G3 Flux Remover

Sku Number Name Size Units
Per Case
Price
Per Case
Case
Qty
 
1631-16S G3 Flux Remover - 16oz aerosol 16 oz (454g) 12 $450.84
1631-16SB G3 Flux Remover w/brush - 16oz aerosol 16 oz (454g) 12 $462.72
Packaging Order minimum case quantity only. Extra shipping fees may apply.
Order from an authorized distributor
G3 has a powerful spray and strong solvent that blasts off residues and cleans areas under components that a brush cannot touch. Formulated to be powerful and nonflammable, yet economical. Eliminates brushing and scrubbing, saving time and materials.

Features & Benefits

  • Powerful cleaner and flux remover
  • Nonflammable
  • Rapid evaporation
  • Zero residue
  • Proven effective for lead-free processes
  • Non-ozone depleting

Specifications: Boeing D6 17487, Rev P

Call-outs: Ford TOX #167834


FAQ's

How do you know the safe exposure limit of a degreaser, contact cleaner, or flux remover?
The personal hazard associated with a solvent is often defined using Threshold Limit Value (TLV), which is the recommended average exposure in an 8-hour day, 40 hour work week. The lower the TLV of a particular substance, the less a worker can be exposed to without harmful effects. TLV is stated on the SDS of chemical products, in additional to recommended personal protection equipment (or PPE). The threshold limit value of a solvent is generally set by the American Conference of Governmental Industrial Hygienists (ACGIH). The unit of measure is Parts Per Million (PPM).
How do you use an aerosol cleaner?

Hold object to be cleaned in vertical position. Pull trigger gently to control solvent flow rate. Spray from top to bottom, allowing the liquid to flush away contaminants. 
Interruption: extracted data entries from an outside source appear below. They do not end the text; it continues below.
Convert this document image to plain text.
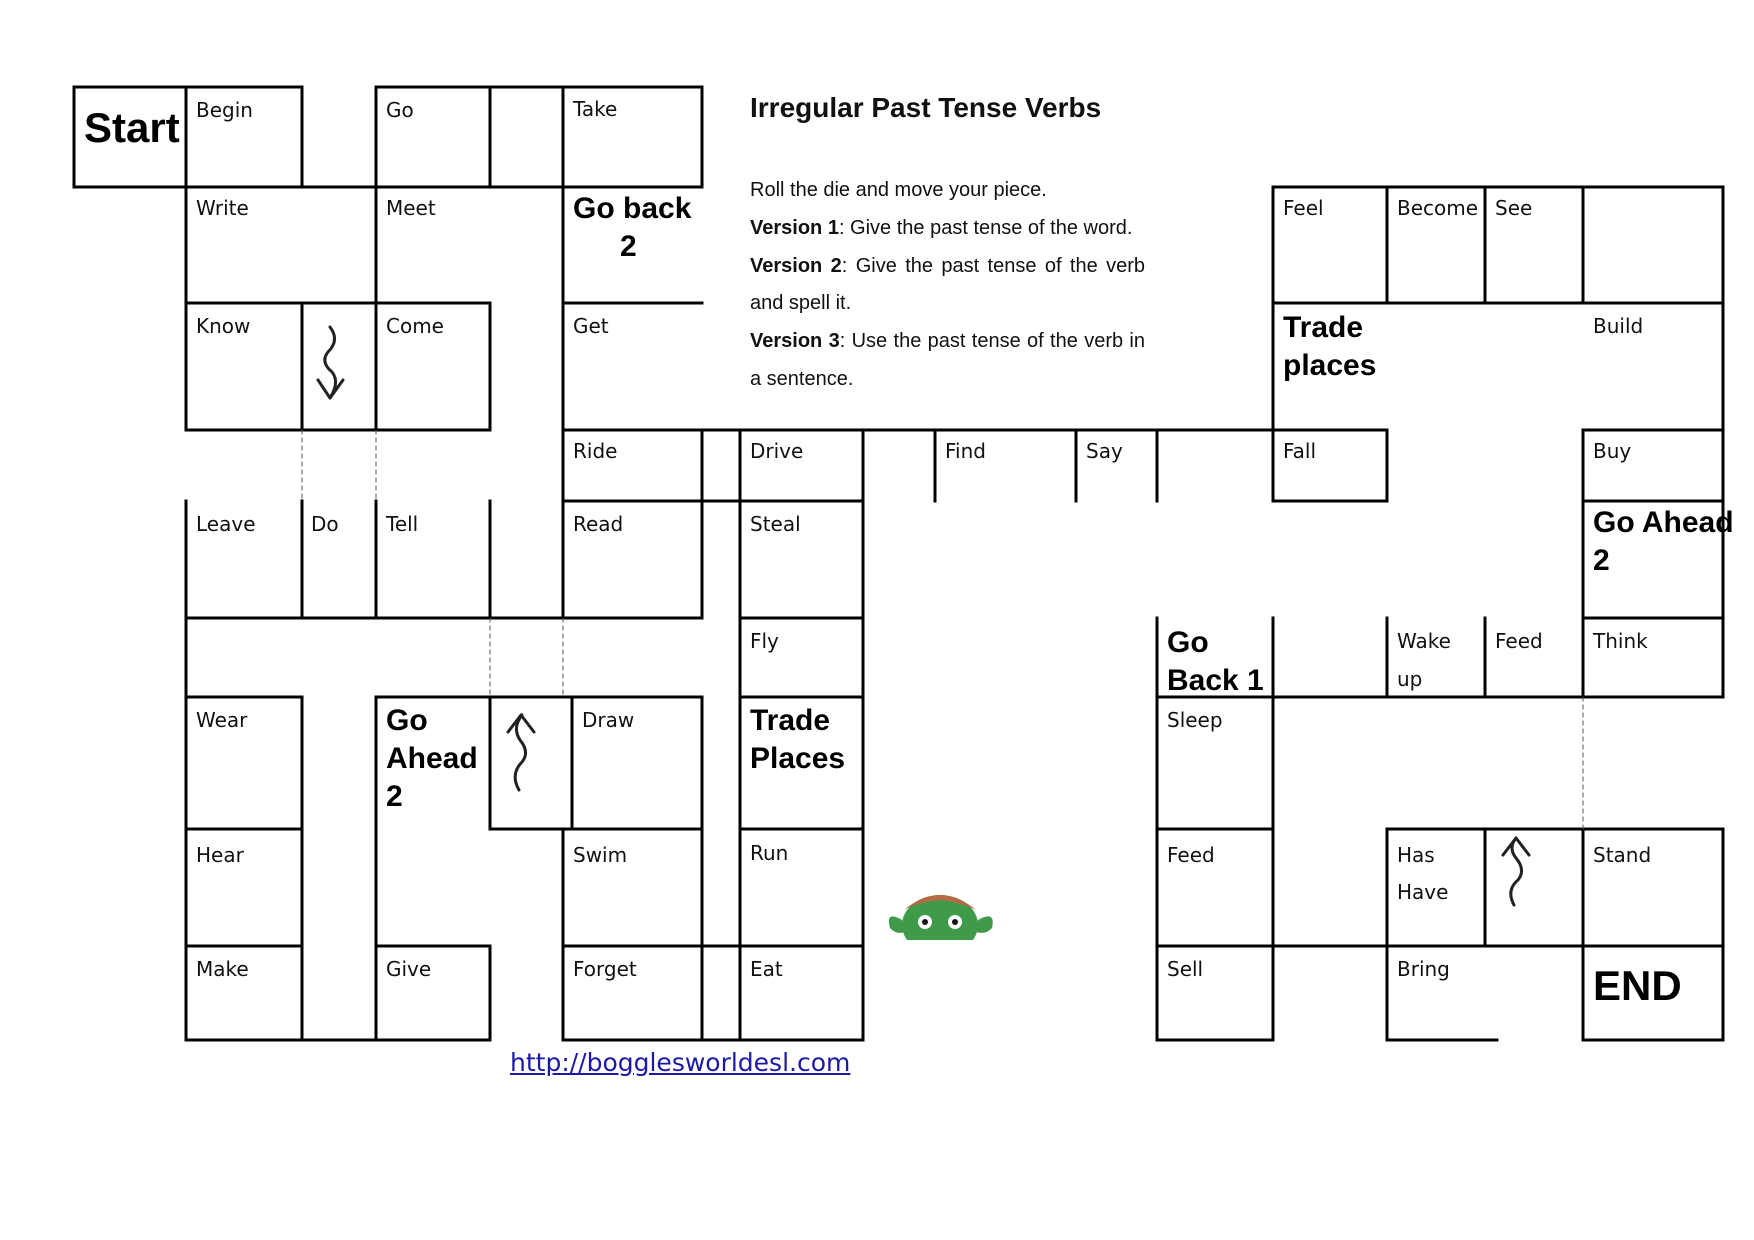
Start Begin	Go	Take
Write	Meet	Go back
2
Know	Come	Get
Ride
Leave	Do Tell	Read
Wear	Go
Ahead
2
Draw
Hear	Swim
Make	Give	Forget
Drive	Find	Say	Fall
Steal
Fly
Trade
Places
Run
Eat
Feel	Become See
Trade
places
Build
Buy
Go Ahead
2
Go
Back 1
Wake
up
Feed	Think
Sleep
Feed	Has
Have
Stand
Sell	Bring	END
Irregular Past Tense Verbs

Roll the die and move your piece.

Version 1: Give the past tense of the word.

Version 2: Give the past tense of the verb and spell it.

Version 3: Use the past tense of the verb in a sentence.

http://bogglesworldesl.com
There are a number of regulations prohibiting the use of chlorinated solvents. Should I be concerned with Trans, which is used in many of your nonflammable cleaners?

No, it should not be a concern. Many of Techspray's nonflammable solvents (e.g. G3, Precision-V, PWR-4) contain 1,2-trans-dichloroethylene (Trans, CAS# 156-60-5), which has caused confusion. The regulations controlling chlorinated solvents do not generally pertain to Trans. The following are the reasons: Many are confused with “chloro” substances due to the NESHAP requirements. The big 3 chlorinated substances are Perchloroethylene (Perc), Trichloroethylene (TCE), and methylene chloride. The association of those with all chlorinated substances is not valid. NESHAP requirements only refer to restrictions of emissions of hazardous air pollutants (HAP). Of the nearly 200 substances listed as HAP’s, Trans is not on that list. Reference the following link: https://www.epa.gov/haps/initial-list-hazardous-air-pollutants-modifications. Trans has the same exposure limit (per ACGIH) time-weighted average (TWA) as 2-propanol (IPA) -- 200 ppm. In contrast, n-Propyl Bromide (nPB) is commonly used in vapor degreasers, with TWA established by ACGIH of 10 ppm. It has been proposed to be reduced to 0.1 ppm. nPB is also listed on various carcinogen lists, notably Prop 65.